The value of India’s currency is continuously falling and between January to September 2018, the value of rupee has declined by 12 per cent. The depreciation of the rupee against the dollar has affected a large number of people especially who have expenses in foreign currency. People who plan on sending their children abroad for studies, or people whose wards are already studying overseas, are the ones who are hit particularly hard.
People generally take an education loan to fund their expenses for foreign studies. However, with the depreciation of the rupee, the expenses are likely to increase. In times as such parents/students fall short of money and apply for an additional education loan to fund expenses.

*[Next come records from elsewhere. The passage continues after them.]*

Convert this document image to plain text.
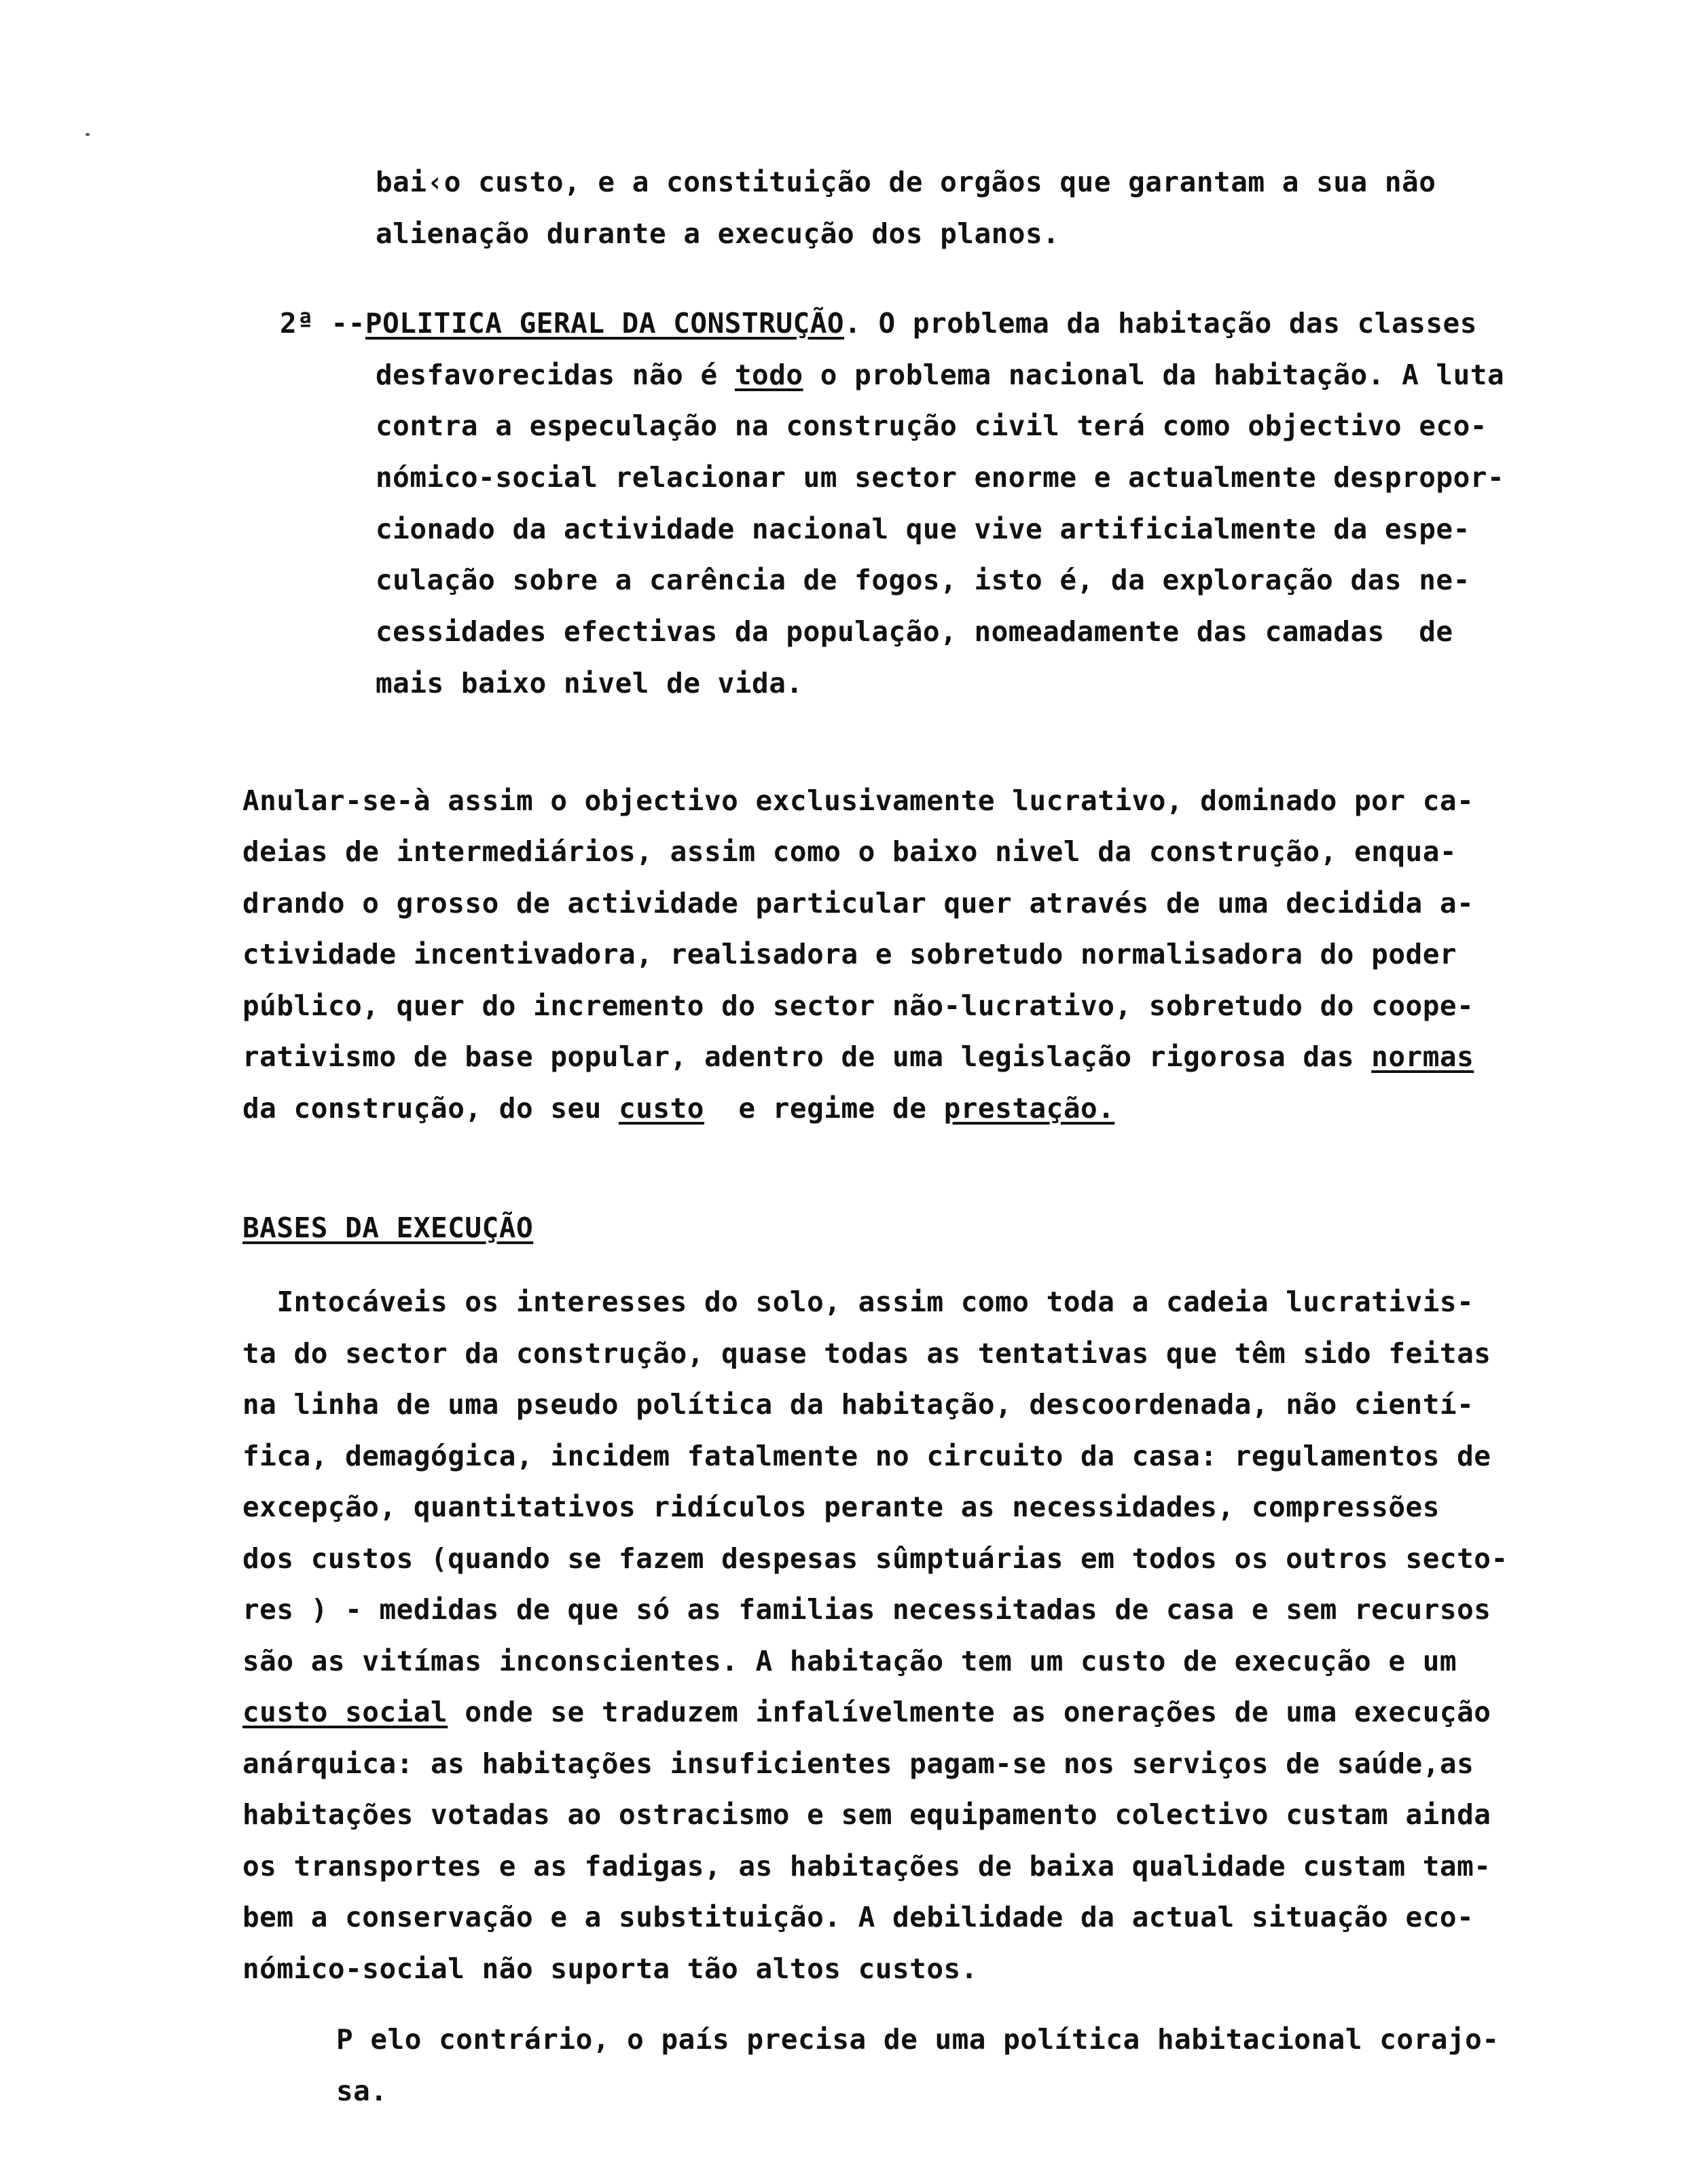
bai‹o custo, e a constituição de orgãos que garantam a sua não

alienação durante a execução dos planos.

2ª --POLITICA GERAL DA CONSTRUÇÃO. O problema da habitação das classes

desfavorecidas não é todo o problema nacional da habitação. A luta

contra a especulação na construção civil terá como objectivo eco-

nómico-social relacionar um sector enorme e actualmente despropor-

cionado da actividade nacional que vive artificialmente da espe-

culação sobre a carência de fogos, isto é, da exploração das ne-

cessidades efectivas da população, nomeadamente das camadas  de

mais baixo nivel de vida.

Anular-se-à assim o objectivo exclusivamente lucrativo, dominado por ca-

deias de intermediários, assim como o baixo nivel da construção, enqua-

drando o grosso de actividade particular quer através de uma decidida a-

ctividade incentivadora, realisadora e sobretudo normalisadora do poder

público, quer do incremento do sector não-lucrativo, sobretudo do coope-

rativismo de base popular, adentro de uma legislação rigorosa das normas

da construção, do seu custo  e regime de prestação.

BASES DA EXECUÇÃO

Intocáveis os interesses do solo, assim como toda a cadeia lucrativis-

ta do sector da construção, quase todas as tentativas que têm sido feitas

na linha de uma pseudo política da habitação, descoordenada, não cientí-

fica, demagógica, incidem fatalmente no circuito da casa: regulamentos de

excepção, quantitativos ridículos perante as necessidades, compressões

dos custos (quando se fazem despesas sûmptuárias em todos os outros secto-

res ) - medidas de que só as familias necessitadas de casa e sem recursos

são as vitímas inconscientes. A habitação tem um custo de execução e um

custo social onde se traduzem infalívelmente as onerações de uma execução

anárquica: as habitações insuficientes pagam-se nos serviços de saúde,as

habitações votadas ao ostracismo e sem equipamento colectivo custam ainda

os transportes e as fadigas, as habitações de baixa qualidade custam tam-

bem a conservação e a substituição. A debilidade da actual situação eco-

nómico-social não suporta tão altos custos.

P elo contrário, o país precisa de uma política habitacional corajo-

sa.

Experts suggest one should opt for a top-up loan in case one needs more money to fund one’s study abroad. It is better to apply for this loan from your existing bank, from where they have already taken an educational loan. This way it will be easier for you to get a loan approval without much hassle.
Sanctioning an additional loan/ top-up loan, however, depends on the maximum loan eligibility and the current outstanding amount you have. For instance, if you were eligible for a loan of Rs 50 lakh but you had opted for a loan of only Rs 35 lakh, you still have Rs 15 lakh that you are eligible to opt for. Also, from the Rs 35 lakh, if you have already paid Rs 10 lakh, your total eligibility also increases to 25 lakh.
Other banks or NBFCs like HDFC’s Credila or Avanse also might give you a loan at a better interest rate, in case your current bank refuses to meet the additional funding requirement. Instead of taking a fresh loan from the new bank, you can also opt for a transfer of your existing loan from your old bank to the new bank. All banks, however, do not offer top-up loans. The sanctioning of an additional loan or a top-up loan depends on the bank’s policies.
The amount of education loan, in the case of secured loan, is linked to the cost of education, and to the value of the collateral provided. The interest rate on a top-up loan is higher than existing loans, which can be either in fixed or floating rate. Normally, the interest rate varies between 12-15 per cent on top-up loans. Various other factors like the loan tenure, loan amount availed, experience, market conditions, student’s academic record, and the educational institute, are also considered while deciding the interest rate.
Apart from the higher interest rate which depends on the applicant and the co-borrowers merit and credit-worthiness, while opting for a top-up loan, you might also have to provide additional collateral. With additional collateral, your Loan To Value (LTV) ratio will also increase, which might help you in getting get a competitive rate of interest.